"EWWW, What's that Green Stuff?!"
BRUSSEL SPROUTS RECIPE FEATURED IN MY BOOK: SECRETS OF A KOSHER GIRL
I would bet that we can all think back to a time where we saw green gunk (AKA a vegetable) on our plate, held our nose, made a face, and exclaimed, “EWWWW!” Okay, maybe the reaction is still a knee-jerk one today. How can we break the cycle and get our kids on board with eating all whole foods, including the bitter veggies?
The American Academy of Pediatrics (AAP) recommends vegetable consumption with every meal and snack. Yet, a survey published in May 2017 in Pediatrics, found that most U.S. kids go days without eating one vegetable! About 26 percent of 1-year-olds ate french fries the day before the survey (and considered that a "vegetable"), compared with 7.5 percent who ate dark green vegetables and about 17 percent who ate deep yellow vegetables.
Not only does BWN specialize in a uniquely designed pediatric program, but I have 5 little kiddies myself. We developed “kid-size” methods to help our "ped" clients' caregivers positively encourage healthy eating of all the food groups and here’s some tips you can try too:
- Be an Example. I can’t tell you how many parents come to me and murmur on the sly, “Well, I don’t like it either.” Trust me guys, you are not keeping any secrets around your kids, especially when it comes to food preferences. If you want your kids to eat it, you have to eat it too, so get over it!
- Make it Fun. Whether you’re 6 or 16, all kids enjoy having fun. Don’t think an older child is too mature to enjoy creative ways you serve and display veggies. Try making “veggie fries” like they serve in a restaurant cup, or use colorful plates like the ones we give to our clients click here. Keep in mind that kids are intimidated by new foods, especially veggies that look like a tree (AKA Broccoli), so the more fun the experience, the more at ease they will be to try it.

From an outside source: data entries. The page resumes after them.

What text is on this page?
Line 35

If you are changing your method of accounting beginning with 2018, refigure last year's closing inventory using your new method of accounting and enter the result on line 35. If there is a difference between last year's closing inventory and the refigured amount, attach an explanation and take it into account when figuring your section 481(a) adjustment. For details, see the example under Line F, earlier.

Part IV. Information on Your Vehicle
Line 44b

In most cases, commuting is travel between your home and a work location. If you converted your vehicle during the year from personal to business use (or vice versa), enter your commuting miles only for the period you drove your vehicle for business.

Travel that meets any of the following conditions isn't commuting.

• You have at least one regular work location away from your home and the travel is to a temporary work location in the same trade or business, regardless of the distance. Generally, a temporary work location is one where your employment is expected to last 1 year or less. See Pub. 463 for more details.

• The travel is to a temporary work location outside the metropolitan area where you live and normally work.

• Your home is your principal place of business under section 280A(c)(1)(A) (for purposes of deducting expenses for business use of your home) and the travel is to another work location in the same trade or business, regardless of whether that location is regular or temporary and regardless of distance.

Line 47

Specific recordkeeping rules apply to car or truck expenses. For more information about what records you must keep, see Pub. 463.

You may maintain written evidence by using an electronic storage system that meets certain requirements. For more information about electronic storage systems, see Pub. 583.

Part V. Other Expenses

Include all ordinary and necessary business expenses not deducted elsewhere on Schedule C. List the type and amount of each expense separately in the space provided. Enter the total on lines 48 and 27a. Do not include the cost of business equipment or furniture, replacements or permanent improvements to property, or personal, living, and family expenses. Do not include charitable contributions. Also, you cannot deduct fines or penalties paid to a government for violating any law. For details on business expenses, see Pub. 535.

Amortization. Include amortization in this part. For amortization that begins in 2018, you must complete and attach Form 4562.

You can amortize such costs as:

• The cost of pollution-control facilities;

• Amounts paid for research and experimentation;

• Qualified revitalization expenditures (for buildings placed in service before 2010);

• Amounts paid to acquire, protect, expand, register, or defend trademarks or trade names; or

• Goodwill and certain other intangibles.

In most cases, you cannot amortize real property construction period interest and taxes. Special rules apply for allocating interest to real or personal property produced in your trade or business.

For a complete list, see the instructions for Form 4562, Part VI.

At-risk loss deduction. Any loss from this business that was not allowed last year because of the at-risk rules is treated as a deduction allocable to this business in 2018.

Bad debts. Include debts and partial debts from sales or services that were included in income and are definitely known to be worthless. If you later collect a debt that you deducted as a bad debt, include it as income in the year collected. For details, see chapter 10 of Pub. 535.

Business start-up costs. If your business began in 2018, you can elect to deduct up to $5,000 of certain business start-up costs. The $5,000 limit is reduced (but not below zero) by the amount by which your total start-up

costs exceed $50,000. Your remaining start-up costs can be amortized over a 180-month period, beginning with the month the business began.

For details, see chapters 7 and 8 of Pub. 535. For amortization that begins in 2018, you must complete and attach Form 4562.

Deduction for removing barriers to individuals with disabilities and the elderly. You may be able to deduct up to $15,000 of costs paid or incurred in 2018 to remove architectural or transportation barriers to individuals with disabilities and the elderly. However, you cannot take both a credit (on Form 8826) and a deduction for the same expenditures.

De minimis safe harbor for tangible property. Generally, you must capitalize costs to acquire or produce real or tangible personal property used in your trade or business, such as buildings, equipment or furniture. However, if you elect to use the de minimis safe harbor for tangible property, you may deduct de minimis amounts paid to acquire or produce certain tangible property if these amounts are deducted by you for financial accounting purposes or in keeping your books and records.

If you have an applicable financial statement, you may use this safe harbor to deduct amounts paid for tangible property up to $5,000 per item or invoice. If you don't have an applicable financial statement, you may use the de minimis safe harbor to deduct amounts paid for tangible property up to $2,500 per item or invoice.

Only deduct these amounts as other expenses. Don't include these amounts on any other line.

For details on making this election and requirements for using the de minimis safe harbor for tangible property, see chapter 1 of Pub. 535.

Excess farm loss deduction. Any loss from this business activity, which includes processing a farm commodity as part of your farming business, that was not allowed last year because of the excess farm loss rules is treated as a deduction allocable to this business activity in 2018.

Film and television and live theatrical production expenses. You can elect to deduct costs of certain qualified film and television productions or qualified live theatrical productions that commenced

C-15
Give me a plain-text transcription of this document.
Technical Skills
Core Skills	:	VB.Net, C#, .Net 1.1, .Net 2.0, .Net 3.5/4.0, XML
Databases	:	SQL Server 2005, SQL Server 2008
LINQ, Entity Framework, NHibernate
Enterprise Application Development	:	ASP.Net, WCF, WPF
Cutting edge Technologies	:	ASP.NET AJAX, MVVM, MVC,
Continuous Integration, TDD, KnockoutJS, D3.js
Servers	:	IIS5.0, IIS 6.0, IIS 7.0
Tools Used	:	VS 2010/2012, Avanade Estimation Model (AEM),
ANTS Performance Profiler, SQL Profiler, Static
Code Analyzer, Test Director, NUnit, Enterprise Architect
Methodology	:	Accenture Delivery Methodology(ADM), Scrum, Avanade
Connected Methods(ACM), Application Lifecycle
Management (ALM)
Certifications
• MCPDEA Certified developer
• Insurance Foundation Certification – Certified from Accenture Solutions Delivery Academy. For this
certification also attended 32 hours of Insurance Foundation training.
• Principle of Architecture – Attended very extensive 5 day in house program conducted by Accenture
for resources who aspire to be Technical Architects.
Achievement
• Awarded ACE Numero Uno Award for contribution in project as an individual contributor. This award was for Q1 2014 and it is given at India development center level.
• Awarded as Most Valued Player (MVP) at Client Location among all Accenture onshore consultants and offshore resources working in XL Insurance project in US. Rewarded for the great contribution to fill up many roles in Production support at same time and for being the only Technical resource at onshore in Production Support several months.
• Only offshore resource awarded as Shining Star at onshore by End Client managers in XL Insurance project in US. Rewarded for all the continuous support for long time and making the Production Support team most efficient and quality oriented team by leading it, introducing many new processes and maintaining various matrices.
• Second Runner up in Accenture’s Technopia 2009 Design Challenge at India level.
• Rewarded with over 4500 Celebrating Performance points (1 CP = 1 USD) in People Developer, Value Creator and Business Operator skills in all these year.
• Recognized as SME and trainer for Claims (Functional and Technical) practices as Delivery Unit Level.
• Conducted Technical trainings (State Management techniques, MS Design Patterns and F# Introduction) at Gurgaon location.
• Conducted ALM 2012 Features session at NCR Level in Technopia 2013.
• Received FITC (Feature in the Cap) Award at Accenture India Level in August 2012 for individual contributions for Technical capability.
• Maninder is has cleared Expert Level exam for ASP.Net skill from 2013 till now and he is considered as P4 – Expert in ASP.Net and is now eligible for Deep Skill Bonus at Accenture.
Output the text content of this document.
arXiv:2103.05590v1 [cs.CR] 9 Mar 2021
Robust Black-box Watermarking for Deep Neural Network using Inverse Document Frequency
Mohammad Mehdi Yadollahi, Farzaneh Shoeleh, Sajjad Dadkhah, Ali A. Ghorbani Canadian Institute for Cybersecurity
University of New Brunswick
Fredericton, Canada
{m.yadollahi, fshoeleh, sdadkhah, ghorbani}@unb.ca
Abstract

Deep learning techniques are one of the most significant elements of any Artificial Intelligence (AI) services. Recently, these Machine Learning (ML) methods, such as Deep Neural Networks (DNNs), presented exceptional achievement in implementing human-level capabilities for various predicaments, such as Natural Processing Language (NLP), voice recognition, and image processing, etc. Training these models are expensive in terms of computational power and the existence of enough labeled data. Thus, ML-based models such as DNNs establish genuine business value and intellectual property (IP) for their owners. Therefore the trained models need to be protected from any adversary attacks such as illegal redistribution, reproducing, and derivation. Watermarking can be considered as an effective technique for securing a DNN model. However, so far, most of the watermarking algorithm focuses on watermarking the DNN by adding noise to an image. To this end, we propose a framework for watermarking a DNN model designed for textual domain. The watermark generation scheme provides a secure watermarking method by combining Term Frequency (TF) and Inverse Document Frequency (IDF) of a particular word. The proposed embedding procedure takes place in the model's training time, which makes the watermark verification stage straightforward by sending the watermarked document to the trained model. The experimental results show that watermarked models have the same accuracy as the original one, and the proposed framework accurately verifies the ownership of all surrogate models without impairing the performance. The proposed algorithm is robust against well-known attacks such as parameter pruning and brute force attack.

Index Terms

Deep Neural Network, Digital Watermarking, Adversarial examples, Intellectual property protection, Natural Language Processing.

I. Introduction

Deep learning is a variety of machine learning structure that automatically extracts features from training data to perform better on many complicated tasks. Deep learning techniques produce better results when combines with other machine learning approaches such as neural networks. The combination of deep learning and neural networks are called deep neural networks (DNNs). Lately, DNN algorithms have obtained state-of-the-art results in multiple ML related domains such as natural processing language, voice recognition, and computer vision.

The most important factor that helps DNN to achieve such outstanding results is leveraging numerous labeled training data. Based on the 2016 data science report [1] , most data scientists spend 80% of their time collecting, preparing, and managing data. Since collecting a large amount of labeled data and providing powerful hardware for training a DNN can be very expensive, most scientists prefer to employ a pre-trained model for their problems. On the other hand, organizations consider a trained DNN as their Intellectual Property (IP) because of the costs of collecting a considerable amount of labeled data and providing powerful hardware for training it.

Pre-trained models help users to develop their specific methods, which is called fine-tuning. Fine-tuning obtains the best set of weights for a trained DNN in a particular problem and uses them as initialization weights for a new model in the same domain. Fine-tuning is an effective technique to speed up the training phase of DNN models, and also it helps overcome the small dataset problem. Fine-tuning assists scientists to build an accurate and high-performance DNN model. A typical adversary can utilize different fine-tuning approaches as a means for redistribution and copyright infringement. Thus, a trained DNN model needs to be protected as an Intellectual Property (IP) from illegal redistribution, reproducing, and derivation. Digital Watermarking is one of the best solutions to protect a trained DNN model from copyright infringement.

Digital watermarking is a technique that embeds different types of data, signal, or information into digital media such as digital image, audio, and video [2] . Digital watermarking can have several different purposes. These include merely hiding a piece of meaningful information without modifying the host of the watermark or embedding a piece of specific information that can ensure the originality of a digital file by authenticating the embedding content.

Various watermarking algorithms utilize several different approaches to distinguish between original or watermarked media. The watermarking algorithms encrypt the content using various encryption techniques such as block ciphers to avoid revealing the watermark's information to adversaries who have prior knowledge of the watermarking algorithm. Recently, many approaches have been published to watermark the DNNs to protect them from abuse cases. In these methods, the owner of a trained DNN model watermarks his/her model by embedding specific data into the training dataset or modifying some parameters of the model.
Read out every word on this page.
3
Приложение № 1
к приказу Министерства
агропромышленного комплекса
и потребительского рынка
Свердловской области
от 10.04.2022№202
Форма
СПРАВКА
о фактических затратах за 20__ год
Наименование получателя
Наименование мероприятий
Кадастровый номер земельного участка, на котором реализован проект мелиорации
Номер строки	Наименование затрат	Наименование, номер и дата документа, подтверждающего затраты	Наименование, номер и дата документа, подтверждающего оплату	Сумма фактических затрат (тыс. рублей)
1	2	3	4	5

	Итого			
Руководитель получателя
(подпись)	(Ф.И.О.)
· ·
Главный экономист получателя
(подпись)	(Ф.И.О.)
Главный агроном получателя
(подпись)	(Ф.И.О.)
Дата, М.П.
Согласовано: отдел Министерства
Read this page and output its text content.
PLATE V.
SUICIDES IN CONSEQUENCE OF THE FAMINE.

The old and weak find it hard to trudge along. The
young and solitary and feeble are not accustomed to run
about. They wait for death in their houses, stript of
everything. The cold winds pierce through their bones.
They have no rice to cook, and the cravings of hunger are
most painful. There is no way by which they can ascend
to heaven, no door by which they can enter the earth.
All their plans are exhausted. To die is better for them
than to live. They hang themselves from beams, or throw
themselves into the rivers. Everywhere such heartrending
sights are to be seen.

- Get Them Involved. I’ve had followers comment on my Instagram account (@beth_warren) asking how I “allow” my kids to cook with me in the kitchen when it results in such a mess. While the clean-up is obviously my least favorite part, it is a sure way to get my kids to try what they actually cooked, even if it is just…one bite.
- One Bite Rule. It is a major accomplishment if a child tastes even one bite of a new food and you should celebrate (well, in your head, most kids may get turned off if you make it too big of a deal). I don’t agree with some who recommend not trying this rule. In research and clinically with clients and my own family, I can honestly say if you don’t have guidelines like this in place, the majority of kids will never touch a new food, especially veggies.
- Respect Their Dislikes. This is a tricky one since the second something new hits a child’s tongue, they will say they don’t like it most of the time. I remind kids before they even try a new food that it will taste different on their tongue (especially if they’re used to sweets or a carb-centric diet), but it doesn’t mean they don’t like it. Prepping children by explaining how it will feel in their mouth and tummies helps reduce the anxiety and allows them to give the food a more fair shot by managing expectations. At the same time, if you consistently introduced the food at least 10-14 times (yes, that many!) and your child still claims they don’t like it, respect their taste and go for another of the many of hundreds of veggie options.
The important lesson to heed is that incorporating veggies into your family meals should abide by guidelines just like other household rules. For one, they should always be there consistently so a child expects it (not once in a blue moon and they would magically be excited to eat it); they should know they will try at least one bite; they can respectfully provide feedback that you will listen to without judgement such as, “That’s not my taste…” or, “I like it better when you make it XX way,” along with any other standards that work within your family. Keep at it and don't get discouraged because although they may not end up eating vegetables at a young age, because it was a mainstay in your family, they'll grow up and begin incorporating it into their own.